I've let a lot of my creative pursuits fall by the wayside and am only now wanting to wake back up to them. It was a hard year. So hard that I still feel it sitting there in my brain and stomach, like a fading hangover. But, like an actual hangover, the only true cure is a deep, uninterrupted sleep and the only way to do THAT is to allow for time to pass and room to rest and breathe.
And I've had that. I've had weeks and weeks of that. I've excused and exempted and isolated myself from as much as possible for an extended period of time. (I'm not counting social media because, in news that will shock too many people, social media is not life or connection). I passed the point of finding myself way too comfortable here. And it has to stop.
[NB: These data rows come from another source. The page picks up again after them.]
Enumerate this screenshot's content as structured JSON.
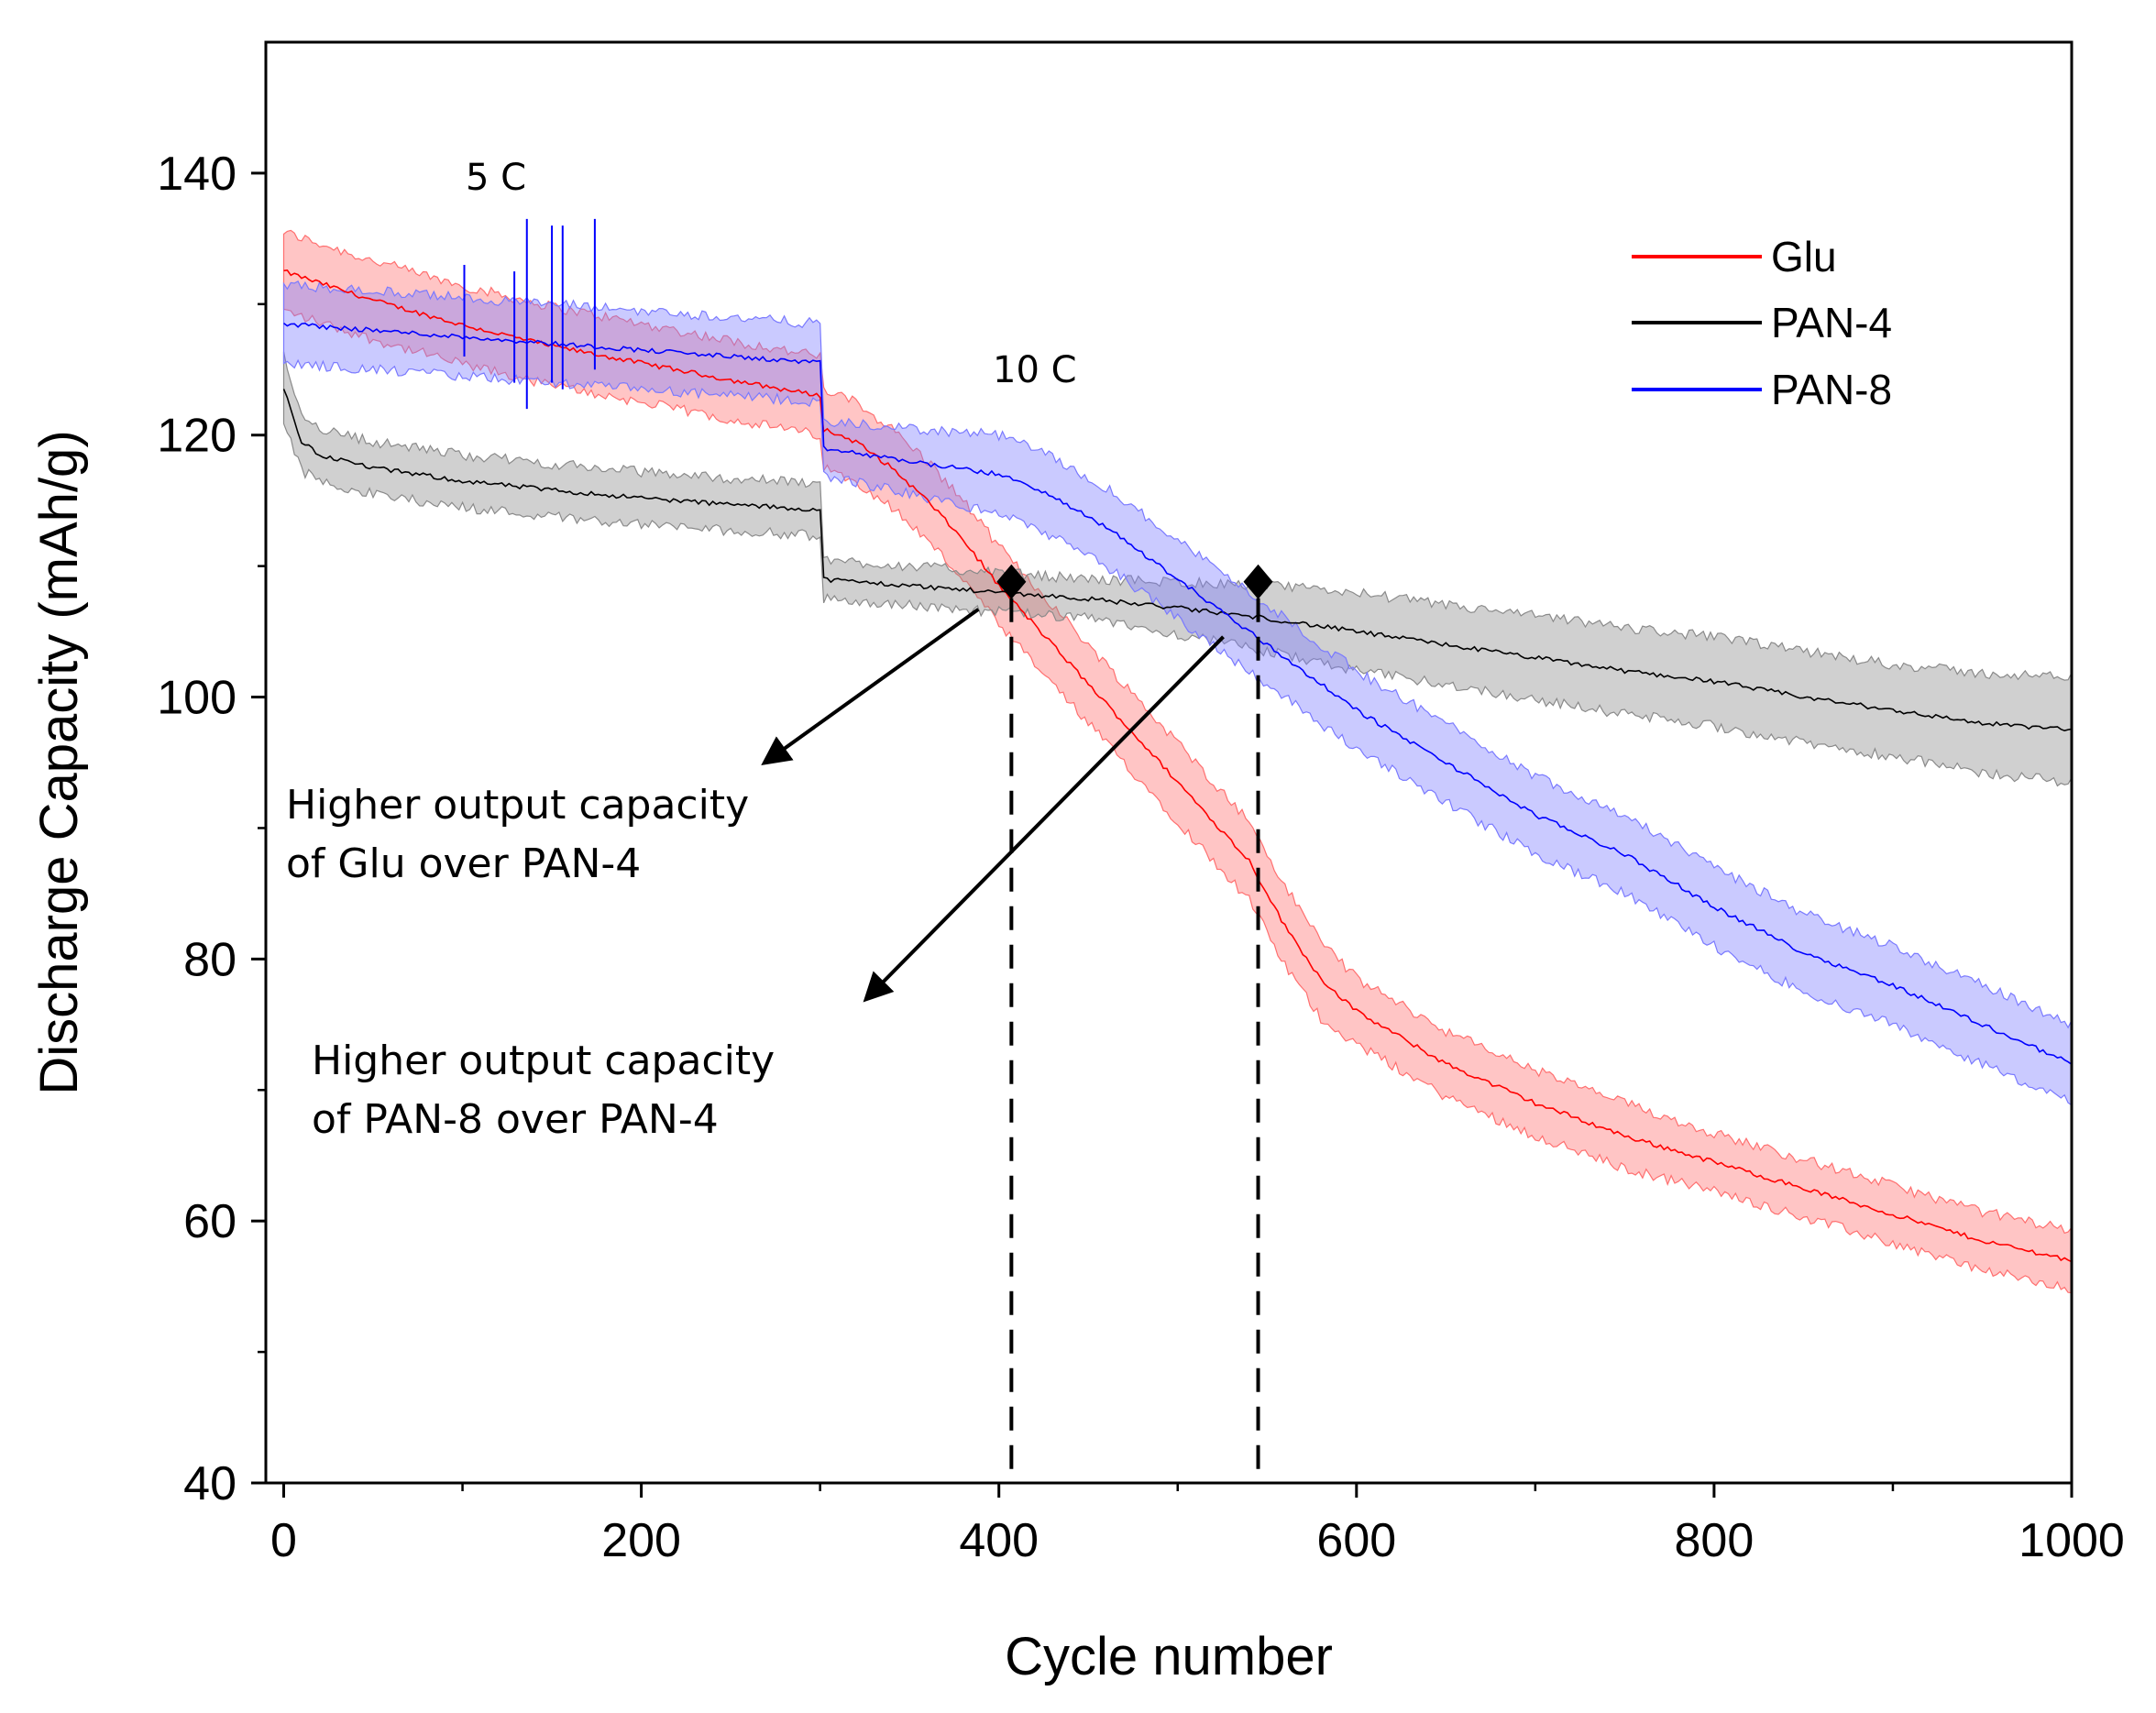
{
  "chart_data": {
    "type": "line",
    "title": "",
    "xlabel": "Cycle number",
    "ylabel": "Discharge Capacity (mAh/g)",
    "xlim": [
      -10,
      1000
    ],
    "ylim": [
      40,
      150
    ],
    "x_ticks": [
      0,
      200,
      400,
      600,
      800,
      1000
    ],
    "y_ticks": [
      40,
      60,
      80,
      100,
      120,
      140
    ],
    "x_tick_labels": [
      "0",
      "200",
      "400",
      "600",
      "800",
      "1000"
    ],
    "y_tick_labels": [
      "40",
      "60",
      "80",
      "100",
      "120",
      "140"
    ],
    "grid": false,
    "legend_position": "top-right",
    "series": [
      {
        "name": "Glu",
        "color": "#ff0000",
        "band_color": "#ff6f6f",
        "x": [
          0,
          50,
          100,
          150,
          200,
          250,
          300,
          301,
          320,
          340,
          360,
          380,
          400,
          420,
          440,
          460,
          480,
          500,
          520,
          540,
          560,
          580,
          600,
          650,
          700,
          750,
          800,
          850,
          900,
          950,
          1000
        ],
        "y": [
          132.5,
          130.3,
          128.4,
          126.8,
          125.5,
          124.2,
          123.0,
          120.5,
          119.5,
          117.5,
          115.0,
          112.0,
          108.5,
          105.5,
          102.5,
          99.5,
          96.5,
          93.5,
          90.5,
          87.5,
          82.5,
          78.5,
          76.0,
          72.0,
          69.0,
          66.5,
          64.5,
          62.5,
          60.5,
          58.5,
          57.0
        ],
        "band": [
          3.0,
          3.0,
          3.0,
          3.0,
          3.0,
          3.0,
          3.0,
          3.0,
          3.0,
          3.0,
          3.0,
          3.0,
          3.0,
          3.0,
          3.0,
          3.0,
          3.0,
          3.0,
          3.0,
          3.0,
          3.0,
          3.0,
          2.5,
          2.5,
          2.5,
          2.5,
          2.2,
          2.2,
          2.2,
          2.2,
          2.3
        ]
      },
      {
        "name": "PAN-4",
        "color": "#000000",
        "band_color": "#8a8a8a",
        "x": [
          0,
          10,
          20,
          50,
          100,
          150,
          200,
          250,
          300,
          301,
          350,
          400,
          450,
          500,
          550,
          600,
          650,
          700,
          750,
          800,
          850,
          900,
          950,
          1000
        ],
        "y": [
          123.5,
          119.5,
          118.5,
          117.5,
          116.5,
          115.8,
          115.2,
          114.7,
          114.3,
          109.0,
          108.5,
          108.0,
          107.5,
          106.8,
          106.0,
          105.0,
          104.0,
          103.0,
          102.0,
          101.2,
          100.0,
          99.0,
          98.0,
          97.5
        ],
        "band": [
          2.5,
          2.2,
          2.0,
          2.0,
          2.0,
          2.0,
          2.0,
          2.0,
          2.0,
          1.5,
          1.5,
          1.5,
          1.5,
          2.0,
          2.5,
          3.0,
          3.0,
          3.2,
          3.3,
          3.4,
          3.5,
          3.5,
          3.8,
          4.0
        ]
      },
      {
        "name": "PAN-8",
        "color": "#0000ff",
        "band_color": "#7a7aff",
        "x": [
          0,
          50,
          100,
          150,
          200,
          250,
          300,
          301,
          350,
          400,
          420,
          440,
          460,
          480,
          500,
          520,
          540,
          560,
          580,
          600,
          650,
          700,
          750,
          800,
          850,
          900,
          950,
          1000
        ],
        "y": [
          128.5,
          128.0,
          127.5,
          127.0,
          126.5,
          126.0,
          125.5,
          119.0,
          118.0,
          117.0,
          116.0,
          114.5,
          113.0,
          111.0,
          109.0,
          107.0,
          105.0,
          103.0,
          101.0,
          99.0,
          95.0,
          91.0,
          88.0,
          84.0,
          80.5,
          78.0,
          75.0,
          72.0
        ],
        "band": [
          3.0,
          3.0,
          3.0,
          3.0,
          3.0,
          3.0,
          3.0,
          2.0,
          2.5,
          3.0,
          3.0,
          3.0,
          3.0,
          3.0,
          3.0,
          3.0,
          3.0,
          3.0,
          3.0,
          3.0,
          3.0,
          3.0,
          3.0,
          3.0,
          3.0,
          3.0,
          3.0,
          3.0
        ]
      }
    ],
    "spikes": {
      "series": "PAN-8",
      "x": [
        101,
        129,
        136,
        150,
        156,
        174
      ],
      "y_max": [
        133.0,
        132.5,
        136.5,
        136.0,
        136.0,
        136.5
      ],
      "y_min": [
        126.0,
        124.0,
        122.0,
        124.0,
        123.5,
        125.0
      ]
    },
    "annotations": {
      "rate_5c": "5 C",
      "rate_10c": "10 C",
      "crossover_glu": {
        "x": 407,
        "y": 108.8
      },
      "crossover_pan8": {
        "x": 545,
        "y": 108.8
      },
      "label_glu_line1": "Higher output capacity",
      "label_glu_line2": "of Glu over PAN-4",
      "label_pan8_line1": "Higher output capacity",
      "label_pan8_line2": "of PAN-8 over PAN-4"
    }
  }
}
As someone who usually spends more time inside my head than I do firmly in reality (I'm not exaggerating... I usually have one foot in a daydream at any given time), I have found that it serves creativity well. But it only works if you retreat inside to gather strength or idea or energy from it. If you are only escaping the outside, it won't work. You'll (and by that, I mean ME) only find that it feels good to escape everything and then you'll (I'll) start to question why on earth I would go back out again. Why would I leave the straightforward routine of leaving my house to go to work and come home again, travelling the in between hours in anxious anticipation of returning back to my pajama wearing, distraction seeking state as soon as humanly possible? Why would anyone? That's dangerous thinking right there but it feels comforting to even type it. And that's why I have to put a stop to it.
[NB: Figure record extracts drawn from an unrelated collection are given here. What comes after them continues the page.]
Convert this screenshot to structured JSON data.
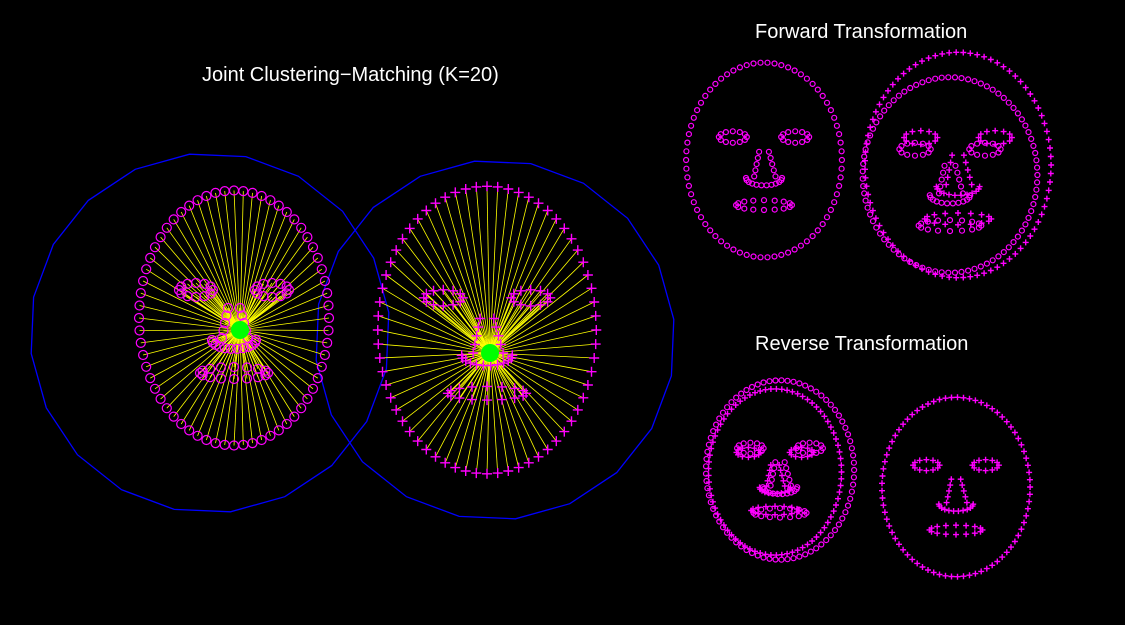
{
  "titles": {
    "main": "Joint Clustering−Matching (K=20)",
    "forward": "Forward Transformation",
    "reverse": "Reverse Transformation"
  },
  "colors": {
    "background": "#000000",
    "points": "#ff00ff",
    "match_lines": "#ffff00",
    "cluster_circle": "#0000ff",
    "cluster_center": "#00ff00",
    "text": "#ffffff"
  },
  "markers": {
    "set_a": "circle-marker",
    "set_b": "plus-marker"
  }
}
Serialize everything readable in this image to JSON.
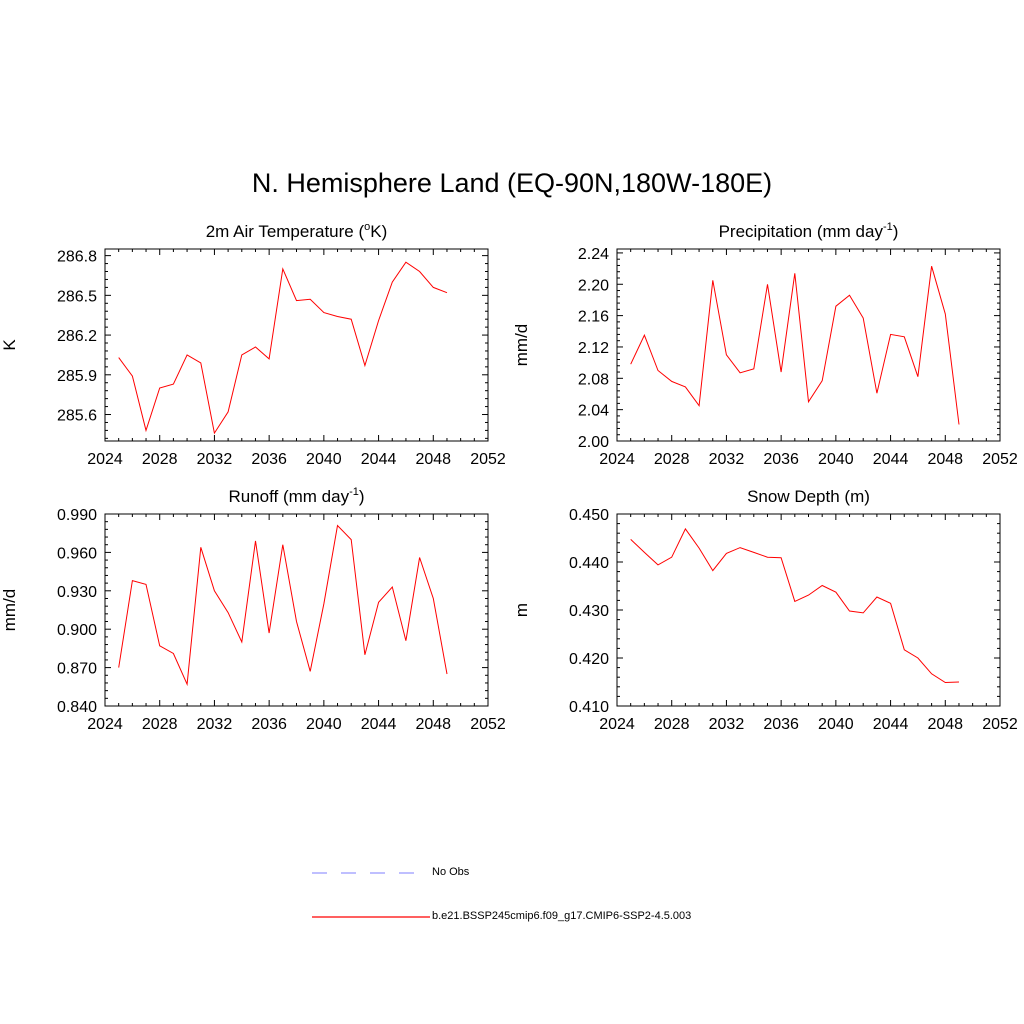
{
  "title": "N. Hemisphere Land (EQ-90N,180W-180E)",
  "colors": {
    "model_line": "#ff0000",
    "obs_line": "#9999ff",
    "axis": "#000000"
  },
  "legend": {
    "obs_label": "No Obs",
    "model_label": "b.e21.BSSP245cmip6.f09_g17.CMIP6-SSP2-4.5.003"
  },
  "chart_data": [
    {
      "type": "line",
      "title": "2m Air Temperature (",
      "title_sup": "o",
      "title_tail": "K)",
      "ylabel": "K",
      "xlabel": "",
      "xlim": [
        2024,
        2052
      ],
      "ylim": [
        285.4,
        286.85
      ],
      "xticks": [
        2024,
        2028,
        2032,
        2036,
        2040,
        2044,
        2048,
        2052
      ],
      "yticks": [
        285.6,
        285.9,
        286.2,
        286.5,
        286.8
      ],
      "ytick_labels": [
        "285.6",
        "285.9",
        "286.2",
        "286.5",
        "286.8"
      ],
      "ytick_minor": 0.06,
      "x": [
        2025,
        2026,
        2027,
        2028,
        2029,
        2030,
        2031,
        2032,
        2033,
        2034,
        2035,
        2036,
        2037,
        2038,
        2039,
        2040,
        2041,
        2042,
        2043,
        2044,
        2045,
        2046,
        2047,
        2048,
        2049
      ],
      "series": [
        {
          "name": "b.e21.BSSP245cmip6.f09_g17.CMIP6-SSP2-4.5.003",
          "values": [
            286.03,
            285.89,
            285.48,
            285.8,
            285.83,
            286.05,
            285.99,
            285.46,
            285.62,
            286.05,
            286.11,
            286.02,
            286.7,
            286.46,
            286.47,
            286.37,
            286.34,
            286.32,
            285.97,
            286.31,
            286.6,
            286.75,
            286.68,
            286.56,
            286.52
          ]
        }
      ]
    },
    {
      "type": "line",
      "title": "Precipitation (mm day",
      "title_sup": "-1",
      "title_tail": ")",
      "ylabel": "mm/d",
      "xlabel": "",
      "xlim": [
        2024,
        2052
      ],
      "ylim": [
        2.0,
        2.245
      ],
      "xticks": [
        2024,
        2028,
        2032,
        2036,
        2040,
        2044,
        2048,
        2052
      ],
      "yticks": [
        2.0,
        2.04,
        2.08,
        2.12,
        2.16,
        2.2,
        2.24
      ],
      "ytick_labels": [
        "2.00",
        "2.04",
        "2.08",
        "2.12",
        "2.16",
        "2.20",
        "2.24"
      ],
      "ytick_minor": 0.008,
      "x": [
        2025,
        2026,
        2027,
        2028,
        2029,
        2030,
        2031,
        2032,
        2033,
        2034,
        2035,
        2036,
        2037,
        2038,
        2039,
        2040,
        2041,
        2042,
        2043,
        2044,
        2045,
        2046,
        2047,
        2048,
        2049
      ],
      "series": [
        {
          "name": "b.e21.BSSP245cmip6.f09_g17.CMIP6-SSP2-4.5.003",
          "values": [
            2.098,
            2.135,
            2.09,
            2.076,
            2.069,
            2.045,
            2.205,
            2.11,
            2.087,
            2.092,
            2.2,
            2.088,
            2.214,
            2.05,
            2.077,
            2.172,
            2.186,
            2.157,
            2.061,
            2.136,
            2.133,
            2.082,
            2.223,
            2.162,
            2.021
          ]
        }
      ]
    },
    {
      "type": "line",
      "title": "Runoff (mm day",
      "title_sup": "-1",
      "title_tail": ")",
      "ylabel": "mm/d",
      "xlabel": "",
      "xlim": [
        2024,
        2052
      ],
      "ylim": [
        0.84,
        0.99
      ],
      "xticks": [
        2024,
        2028,
        2032,
        2036,
        2040,
        2044,
        2048,
        2052
      ],
      "yticks": [
        0.84,
        0.87,
        0.9,
        0.93,
        0.96,
        0.99
      ],
      "ytick_labels": [
        "0.840",
        "0.870",
        "0.900",
        "0.930",
        "0.960",
        "0.990"
      ],
      "ytick_minor": 0.006,
      "x": [
        2025,
        2026,
        2027,
        2028,
        2029,
        2030,
        2031,
        2032,
        2033,
        2034,
        2035,
        2036,
        2037,
        2038,
        2039,
        2040,
        2041,
        2042,
        2043,
        2044,
        2045,
        2046,
        2047,
        2048,
        2049
      ],
      "series": [
        {
          "name": "b.e21.BSSP245cmip6.f09_g17.CMIP6-SSP2-4.5.003",
          "values": [
            0.87,
            0.938,
            0.935,
            0.887,
            0.881,
            0.857,
            0.964,
            0.93,
            0.913,
            0.89,
            0.969,
            0.897,
            0.966,
            0.906,
            0.867,
            0.92,
            0.981,
            0.97,
            0.88,
            0.921,
            0.933,
            0.891,
            0.956,
            0.924,
            0.865
          ]
        }
      ]
    },
    {
      "type": "line",
      "title": "Snow Depth (m)",
      "title_sup": "",
      "title_tail": "",
      "ylabel": "m",
      "xlabel": "",
      "xlim": [
        2024,
        2052
      ],
      "ylim": [
        0.41,
        0.45
      ],
      "xticks": [
        2024,
        2028,
        2032,
        2036,
        2040,
        2044,
        2048,
        2052
      ],
      "yticks": [
        0.41,
        0.42,
        0.43,
        0.44,
        0.45
      ],
      "ytick_labels": [
        "0.410",
        "0.420",
        "0.430",
        "0.440",
        "0.450"
      ],
      "ytick_minor": 0.002,
      "x": [
        2025,
        2026,
        2027,
        2028,
        2029,
        2030,
        2031,
        2032,
        2033,
        2034,
        2035,
        2036,
        2037,
        2038,
        2039,
        2040,
        2041,
        2042,
        2043,
        2044,
        2045,
        2046,
        2047,
        2048,
        2049
      ],
      "series": [
        {
          "name": "b.e21.BSSP245cmip6.f09_g17.CMIP6-SSP2-4.5.003",
          "values": [
            0.4447,
            0.442,
            0.4394,
            0.441,
            0.4469,
            0.4429,
            0.4382,
            0.4418,
            0.443,
            0.442,
            0.441,
            0.4409,
            0.4318,
            0.4331,
            0.4351,
            0.4337,
            0.4298,
            0.4294,
            0.4327,
            0.4314,
            0.4217,
            0.42,
            0.4167,
            0.4149,
            0.415
          ]
        }
      ]
    }
  ]
}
I can confidently say that my recent, involuntary foray into total reality during those last few months of the year left me...changed. Changed is the most diplomatic way to say "cracked in half down the middle". And so I can't say I recommend a complete return to reality at any given time. Immersion in the fiction of your choice is recommended, in doses. By me. And luckily (for me) the world is spilling over with fictions in which to lose oneself. And I'd encourage everyone to do the same. Don't be totally consumed by alternate forms of reality; this isn't a very special episode about the dangers of Virtual Reality or Dropping Acid. Just make lots and lots of room for escape. Build an extension on your house for escape because, as we learned in 2016, life turns on a dime and you might need the extra energy to cope and you'd best store up for a rainy day. Just don't live there. That's your afternoon nap place. That's your reading room. That's not the kitchen. Eventually you are going to have to find food.
So, where do I start? I'm still thinking about goals to set but I find myself stuck when I think of putting a number on anything. For the first time in forever, losing weight is not on a list of my goals. As I age, I need my psychic energy for pursuits other than counting calories. I don't have room for that anymore. I don't want to measure my life in numbers (or coffee spoons) and, here's a scientific fact(oid): your brain shrinks as you age. Mine is now a studio apartment. A lifelong apartment dweller, I have the skill set for this type of living. I mean, I can cram the hell out of a space. Still, I am usually looking around my space thinking "I should get rid of some stuff." So that's what I just now decided to do this year. I'm getting rid of unnecessary things. Literally, psychically, emotionally, and in all other ways-ly. Maybe I just answered my own question. How very zen of me.